In a six-page legal opinion address to lawmakers, Beshear outlined 21 ways he believes Senate Bill 1 violates the “inviolable contract” the state has made with teachers and employees of state and local governments.
“It is clear that if you pass SB 1 into law, you should expect numerous lawsuits, which the commonwealth will lose,” Beshear warned lawmakers.
Beshear, a Democrat, released his letter on Twitter about an hour before the Senate State and Local Government Committee was to hear the legislation backed by Republican leaders in the House and Senate.
Instead of passing the bill, lawmakers should expand gambling in the state to fund its legal obligations to retirees, he suggested.
Expanded gambling would “create a dedicated revenue stream that will begin to address the unfunded liability, and will do so without raising taxes,” he wrote.
Kentucky’s public pension programs have an unfunded liability of more than $40 billion.
Republican Gov. Matt Bevin has repeatedly said he would not support expanded gambling.
Beshear said there are “multiple legal violations” in the pension bill, which seeks “to substantially alter and ultimately reduce the retirement benefits for current and future state, city and county retirees including teachers, police officers, firefighters and social workers.”
The state’s chief law-enforcement official reminded lawmakers that the legislature guaranteed Kentucky’s public employees certain retirement benefits that can’t be altered.
“The commonwealth’s public employees have upheld their end of the contract, working for decades on behalf of our Kentucky families,” said Beshear. “The General Assembly, on the other hand, will violate the contract if it passes the current version of SB 1 into law, as it would materially reduce, alter or impair the contract’s guaranteed benefits.”

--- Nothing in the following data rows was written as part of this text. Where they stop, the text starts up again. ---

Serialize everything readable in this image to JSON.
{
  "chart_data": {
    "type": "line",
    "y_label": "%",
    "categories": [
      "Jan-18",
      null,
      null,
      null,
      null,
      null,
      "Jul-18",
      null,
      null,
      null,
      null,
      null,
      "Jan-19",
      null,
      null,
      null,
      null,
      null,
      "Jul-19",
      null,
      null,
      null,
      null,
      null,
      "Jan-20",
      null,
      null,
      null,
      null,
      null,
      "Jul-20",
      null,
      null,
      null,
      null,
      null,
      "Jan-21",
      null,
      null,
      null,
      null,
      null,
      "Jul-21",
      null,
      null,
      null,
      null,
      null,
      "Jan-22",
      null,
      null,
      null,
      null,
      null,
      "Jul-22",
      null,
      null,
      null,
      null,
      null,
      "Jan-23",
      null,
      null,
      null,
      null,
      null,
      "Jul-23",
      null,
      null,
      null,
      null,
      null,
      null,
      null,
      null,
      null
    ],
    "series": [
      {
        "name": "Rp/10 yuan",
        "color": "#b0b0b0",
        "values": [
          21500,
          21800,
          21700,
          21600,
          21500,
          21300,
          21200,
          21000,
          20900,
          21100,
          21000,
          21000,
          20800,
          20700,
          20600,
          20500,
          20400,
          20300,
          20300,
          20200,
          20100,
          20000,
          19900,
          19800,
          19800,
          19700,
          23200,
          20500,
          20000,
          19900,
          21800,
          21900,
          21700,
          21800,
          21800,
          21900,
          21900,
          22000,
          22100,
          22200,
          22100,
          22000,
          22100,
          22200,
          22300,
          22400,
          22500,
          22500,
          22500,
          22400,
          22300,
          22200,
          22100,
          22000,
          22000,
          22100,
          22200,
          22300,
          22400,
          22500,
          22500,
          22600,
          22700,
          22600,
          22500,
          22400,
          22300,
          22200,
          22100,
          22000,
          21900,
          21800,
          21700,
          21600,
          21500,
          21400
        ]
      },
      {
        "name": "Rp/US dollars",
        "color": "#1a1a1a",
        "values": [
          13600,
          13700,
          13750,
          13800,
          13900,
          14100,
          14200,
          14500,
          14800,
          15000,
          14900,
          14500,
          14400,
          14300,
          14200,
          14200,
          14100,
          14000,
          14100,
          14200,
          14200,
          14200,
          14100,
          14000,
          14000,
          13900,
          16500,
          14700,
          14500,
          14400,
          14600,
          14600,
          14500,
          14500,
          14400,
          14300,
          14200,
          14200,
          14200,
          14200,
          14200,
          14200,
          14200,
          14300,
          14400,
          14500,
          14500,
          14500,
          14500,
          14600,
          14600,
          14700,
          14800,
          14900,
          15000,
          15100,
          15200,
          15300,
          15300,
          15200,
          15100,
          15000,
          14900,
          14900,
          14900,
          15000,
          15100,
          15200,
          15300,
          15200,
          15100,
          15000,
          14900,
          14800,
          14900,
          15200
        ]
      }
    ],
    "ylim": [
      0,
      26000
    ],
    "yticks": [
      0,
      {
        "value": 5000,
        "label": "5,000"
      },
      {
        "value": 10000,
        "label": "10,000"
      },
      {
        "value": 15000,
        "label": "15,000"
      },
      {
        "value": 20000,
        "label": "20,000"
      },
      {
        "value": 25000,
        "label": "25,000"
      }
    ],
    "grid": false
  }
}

For teachers, the bill “unlawfully reduces cost of living adjustments, caps the use of sick time, extends years of service to qualify for some benefits and forces teachers to contribute significantly more of their salaries to their retirement,” he wrote.
For state police officers, state employees and county employees, said Beshear, “the bill unlawfully changes how public employees’ retirement is calculated, reduces or caps sick leave benefits and imposes new deductions on already strapped salaries.”
“I think that It’s unfortunate that at this late date the Attorney General decides to weigh in on this,” said state Sen. Joe Bowen, R-Owensboro. “We’ve been working on this bill for months on end. We started engaging in this process last July, last August. And now, at the 11th hour, the Attorney General decides to weigh in on this, and I think that’s quite unfortunate.”
The bill was introduced to the public last Tuesday.
Senate President Robert Stivers, R-Manchester, said he believes the bill is on solid legal ground.